Clinical experience indicates that anxiety can be both a direct and indirect effect of concussion, and anxiety symptoms can further impair cognitive functioning as well as interfere with students’ compliance with treatment recommendations. Adolescents in particular have a tendency to try to “work through” their symptoms because the stress associated with missing class or not completing their work can seem, in the short term, more unbearable than the symptoms. In addition, experiencing prolonged recovery can lead to or exacerbate emotional symptoms (e.g., frustration, anxiety, depression), which may in turn negatively affect the individual’s perception of their cognitive functioning The cognitive symptoms of concussion include feeling foggy or slowed down and difficulty concentrating or remembering. There are also measurable effects of concussion on thinking, including decreased learning and memory, decreased attention, and slowed processing speed and reaction time.

In addition to the cognitive symptoms that are often experienced following concussion, engaging in cognitive activity (such as attending class, reading, studying, ability to process and understand) is hypothesized to stress the already poorly functioning brain, resulting in worsening of symptoms and potentially prolonged recovery. The experience of worsening symptoms following cognitive activity has been referred to as the effects of “cognitive over-exertion.” In fact, the concept of cognitive exertion can be represented on a continuum that ranges from no activity (i.e., full rest) to full activity (i.e., no rest). The therapeutic goal during concussion recovery is to find an appropriate level of cognitive exertion that does not exacerbate symptoms or cause the reemergence of previously resolved symptoms.

Proactive management of activities is beneficial for recovery. It is suspected, early post-injury physical activity (within the first two weeks) led to lower learning and memory performance and reduction in plasticity-related proteins, while studies suggest that engagement in activity later in recovery showed improved learning and memory. In humans, a retrospective chart review found that higher levels of cognitive and physical activity during recovery were associated with greater neurocognitive deficits and higher symptom reports.

Conclusions

Athletic return-to-play protocols have been a focus of concussion management for quite awhile, with an emphasis on gradual return to physical activities so that reinjury does not occur prior to full recovery. Legislation regarding the implementation of these protocols has been passed in a growing number of states, making the transition back to sports and recreation both safer and more predictable. In contrast, protocols for return to cognitive activity in school setting are only beginning to gain momentum, and current legislation typically has not included provisions for this process. Whether or not protocols for return to academics are mandated by legislation, to support the recovery and academic needs of the recovering student, systematic efforts must be initiated as soon as possible.
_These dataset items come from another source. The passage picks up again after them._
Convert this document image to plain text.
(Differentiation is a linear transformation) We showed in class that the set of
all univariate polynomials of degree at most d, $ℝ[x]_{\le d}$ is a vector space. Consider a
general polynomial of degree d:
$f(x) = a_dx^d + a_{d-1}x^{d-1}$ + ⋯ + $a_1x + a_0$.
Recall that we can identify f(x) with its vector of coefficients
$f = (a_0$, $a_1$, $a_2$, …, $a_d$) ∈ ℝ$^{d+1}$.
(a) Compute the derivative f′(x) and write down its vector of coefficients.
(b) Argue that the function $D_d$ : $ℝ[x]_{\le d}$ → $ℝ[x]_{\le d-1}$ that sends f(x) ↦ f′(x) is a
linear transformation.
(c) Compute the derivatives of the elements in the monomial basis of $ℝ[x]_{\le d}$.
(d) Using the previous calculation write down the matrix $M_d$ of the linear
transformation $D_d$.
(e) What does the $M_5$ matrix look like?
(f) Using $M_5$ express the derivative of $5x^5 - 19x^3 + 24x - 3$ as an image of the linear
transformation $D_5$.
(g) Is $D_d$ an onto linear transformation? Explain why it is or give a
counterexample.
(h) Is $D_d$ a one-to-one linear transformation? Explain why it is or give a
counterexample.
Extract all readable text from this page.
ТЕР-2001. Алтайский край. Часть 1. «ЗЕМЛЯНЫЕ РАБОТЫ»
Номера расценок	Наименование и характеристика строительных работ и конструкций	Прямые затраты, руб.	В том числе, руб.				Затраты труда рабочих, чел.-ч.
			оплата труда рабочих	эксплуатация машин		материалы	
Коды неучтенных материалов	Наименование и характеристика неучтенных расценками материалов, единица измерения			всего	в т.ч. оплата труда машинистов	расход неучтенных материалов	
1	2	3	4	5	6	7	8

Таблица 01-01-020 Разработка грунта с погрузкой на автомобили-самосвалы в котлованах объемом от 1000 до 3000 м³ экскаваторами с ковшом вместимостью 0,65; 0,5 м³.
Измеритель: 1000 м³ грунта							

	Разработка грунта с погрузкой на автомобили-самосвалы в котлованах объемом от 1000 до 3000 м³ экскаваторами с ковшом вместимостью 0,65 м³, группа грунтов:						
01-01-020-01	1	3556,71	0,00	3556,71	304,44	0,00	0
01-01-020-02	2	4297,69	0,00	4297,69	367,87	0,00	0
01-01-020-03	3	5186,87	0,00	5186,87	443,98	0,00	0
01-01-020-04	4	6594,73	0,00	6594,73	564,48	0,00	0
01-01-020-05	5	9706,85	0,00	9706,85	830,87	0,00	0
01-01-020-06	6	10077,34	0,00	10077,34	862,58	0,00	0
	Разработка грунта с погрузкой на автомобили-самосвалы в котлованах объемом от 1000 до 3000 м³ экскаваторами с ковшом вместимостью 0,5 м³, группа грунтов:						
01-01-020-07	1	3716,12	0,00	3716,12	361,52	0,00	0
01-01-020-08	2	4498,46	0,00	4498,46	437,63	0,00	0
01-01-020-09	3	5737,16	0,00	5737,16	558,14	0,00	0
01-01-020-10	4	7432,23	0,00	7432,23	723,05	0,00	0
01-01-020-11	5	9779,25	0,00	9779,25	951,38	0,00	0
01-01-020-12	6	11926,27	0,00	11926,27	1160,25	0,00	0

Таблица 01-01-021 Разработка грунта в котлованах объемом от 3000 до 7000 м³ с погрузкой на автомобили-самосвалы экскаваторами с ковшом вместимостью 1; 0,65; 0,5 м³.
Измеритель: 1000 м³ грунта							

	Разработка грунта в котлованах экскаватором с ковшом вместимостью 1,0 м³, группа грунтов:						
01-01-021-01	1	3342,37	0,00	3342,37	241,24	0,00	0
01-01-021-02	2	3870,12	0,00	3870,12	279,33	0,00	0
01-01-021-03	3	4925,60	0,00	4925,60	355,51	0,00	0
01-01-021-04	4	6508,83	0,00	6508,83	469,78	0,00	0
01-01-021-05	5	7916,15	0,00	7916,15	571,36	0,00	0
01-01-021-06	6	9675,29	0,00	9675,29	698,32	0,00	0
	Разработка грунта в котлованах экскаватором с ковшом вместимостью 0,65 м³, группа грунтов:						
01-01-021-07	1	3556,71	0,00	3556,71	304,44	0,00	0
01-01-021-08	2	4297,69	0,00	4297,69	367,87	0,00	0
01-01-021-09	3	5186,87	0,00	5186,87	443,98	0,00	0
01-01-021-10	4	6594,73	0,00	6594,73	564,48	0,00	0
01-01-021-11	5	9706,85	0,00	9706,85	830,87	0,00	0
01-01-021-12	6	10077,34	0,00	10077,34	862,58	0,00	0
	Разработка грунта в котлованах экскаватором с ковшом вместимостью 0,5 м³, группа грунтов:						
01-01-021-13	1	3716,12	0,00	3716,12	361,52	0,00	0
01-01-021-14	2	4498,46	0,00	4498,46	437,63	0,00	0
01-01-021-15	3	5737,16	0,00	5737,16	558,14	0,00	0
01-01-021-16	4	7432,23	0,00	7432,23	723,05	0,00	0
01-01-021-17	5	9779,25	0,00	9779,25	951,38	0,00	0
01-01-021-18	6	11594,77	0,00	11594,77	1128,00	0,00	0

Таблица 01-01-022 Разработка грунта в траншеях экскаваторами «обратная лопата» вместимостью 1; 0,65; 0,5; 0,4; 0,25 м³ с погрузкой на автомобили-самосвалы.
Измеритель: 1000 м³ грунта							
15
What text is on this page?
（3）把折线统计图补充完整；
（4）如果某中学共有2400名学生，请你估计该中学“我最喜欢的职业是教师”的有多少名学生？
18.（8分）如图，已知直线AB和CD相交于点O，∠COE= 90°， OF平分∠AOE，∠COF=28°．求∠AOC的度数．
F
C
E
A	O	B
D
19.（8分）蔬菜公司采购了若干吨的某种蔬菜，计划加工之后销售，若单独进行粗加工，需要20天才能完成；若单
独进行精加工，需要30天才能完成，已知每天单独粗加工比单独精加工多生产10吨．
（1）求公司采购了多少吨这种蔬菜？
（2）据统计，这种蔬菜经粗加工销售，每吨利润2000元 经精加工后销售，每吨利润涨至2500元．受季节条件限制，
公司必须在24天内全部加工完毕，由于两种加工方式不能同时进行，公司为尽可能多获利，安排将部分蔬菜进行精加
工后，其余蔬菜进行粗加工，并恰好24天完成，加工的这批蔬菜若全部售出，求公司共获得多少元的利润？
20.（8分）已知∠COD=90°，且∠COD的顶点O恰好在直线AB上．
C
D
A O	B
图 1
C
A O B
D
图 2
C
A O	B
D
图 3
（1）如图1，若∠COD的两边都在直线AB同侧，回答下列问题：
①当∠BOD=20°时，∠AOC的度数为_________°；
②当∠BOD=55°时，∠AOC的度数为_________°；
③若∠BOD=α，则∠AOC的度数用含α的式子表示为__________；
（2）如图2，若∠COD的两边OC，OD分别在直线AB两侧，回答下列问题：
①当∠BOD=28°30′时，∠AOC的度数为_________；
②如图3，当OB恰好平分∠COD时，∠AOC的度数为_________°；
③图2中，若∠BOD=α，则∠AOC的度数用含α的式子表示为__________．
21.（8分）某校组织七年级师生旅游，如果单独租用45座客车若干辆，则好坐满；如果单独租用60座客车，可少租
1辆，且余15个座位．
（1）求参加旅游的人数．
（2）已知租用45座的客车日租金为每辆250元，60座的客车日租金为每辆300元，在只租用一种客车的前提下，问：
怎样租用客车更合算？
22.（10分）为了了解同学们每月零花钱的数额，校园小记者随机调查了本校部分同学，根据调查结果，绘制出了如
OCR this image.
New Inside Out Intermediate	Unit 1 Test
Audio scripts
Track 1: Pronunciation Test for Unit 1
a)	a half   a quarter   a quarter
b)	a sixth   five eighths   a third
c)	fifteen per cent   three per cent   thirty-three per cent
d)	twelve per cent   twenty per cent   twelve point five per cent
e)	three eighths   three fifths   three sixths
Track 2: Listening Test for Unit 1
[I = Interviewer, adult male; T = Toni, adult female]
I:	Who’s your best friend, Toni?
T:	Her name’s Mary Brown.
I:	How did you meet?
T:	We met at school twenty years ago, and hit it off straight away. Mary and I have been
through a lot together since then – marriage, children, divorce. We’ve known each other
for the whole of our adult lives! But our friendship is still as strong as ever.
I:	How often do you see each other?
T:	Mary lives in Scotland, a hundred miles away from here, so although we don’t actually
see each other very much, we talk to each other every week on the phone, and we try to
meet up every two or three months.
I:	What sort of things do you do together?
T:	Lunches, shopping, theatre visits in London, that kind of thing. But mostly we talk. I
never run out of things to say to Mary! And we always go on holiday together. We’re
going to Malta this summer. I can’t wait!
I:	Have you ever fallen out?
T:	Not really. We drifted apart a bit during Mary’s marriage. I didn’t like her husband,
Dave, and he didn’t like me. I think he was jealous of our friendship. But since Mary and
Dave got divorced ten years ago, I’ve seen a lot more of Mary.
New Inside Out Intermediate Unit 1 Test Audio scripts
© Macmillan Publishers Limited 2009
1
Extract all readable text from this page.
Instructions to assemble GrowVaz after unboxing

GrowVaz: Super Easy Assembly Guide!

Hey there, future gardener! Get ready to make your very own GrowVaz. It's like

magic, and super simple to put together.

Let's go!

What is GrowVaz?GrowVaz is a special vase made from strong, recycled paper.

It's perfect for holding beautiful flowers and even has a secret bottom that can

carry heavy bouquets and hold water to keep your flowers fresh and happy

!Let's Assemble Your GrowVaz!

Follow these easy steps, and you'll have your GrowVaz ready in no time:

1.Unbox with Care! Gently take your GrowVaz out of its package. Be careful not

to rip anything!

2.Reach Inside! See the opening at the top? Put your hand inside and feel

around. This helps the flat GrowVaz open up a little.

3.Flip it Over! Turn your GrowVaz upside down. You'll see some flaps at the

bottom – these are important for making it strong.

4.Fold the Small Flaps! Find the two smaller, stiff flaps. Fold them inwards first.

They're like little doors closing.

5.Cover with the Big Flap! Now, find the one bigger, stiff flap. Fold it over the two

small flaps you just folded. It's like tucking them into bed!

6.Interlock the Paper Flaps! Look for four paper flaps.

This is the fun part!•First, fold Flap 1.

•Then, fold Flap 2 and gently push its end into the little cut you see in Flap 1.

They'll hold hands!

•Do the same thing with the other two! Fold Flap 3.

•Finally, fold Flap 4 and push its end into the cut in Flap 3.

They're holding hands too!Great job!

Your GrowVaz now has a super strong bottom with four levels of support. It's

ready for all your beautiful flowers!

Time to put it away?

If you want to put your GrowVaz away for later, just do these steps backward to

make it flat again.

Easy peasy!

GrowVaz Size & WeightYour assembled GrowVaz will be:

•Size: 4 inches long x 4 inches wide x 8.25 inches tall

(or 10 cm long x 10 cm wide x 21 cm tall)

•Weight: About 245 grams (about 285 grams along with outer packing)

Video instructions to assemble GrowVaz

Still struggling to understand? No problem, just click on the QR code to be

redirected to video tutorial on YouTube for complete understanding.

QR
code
The benefits of active management of cognitive and physical activities are numerous. A well-supported student can focus on resting and recovering without having to spend excess energy on trying to keep up with their academic workload, fighting for accommodations, or becoming anxious about whether their grades will suffer. Although future research is needed, it is possible that proactive management could reduce recovery times by ensuring less cognitive over-exertion and stress – and therefore less misguided energy away from neurometabolic recovery.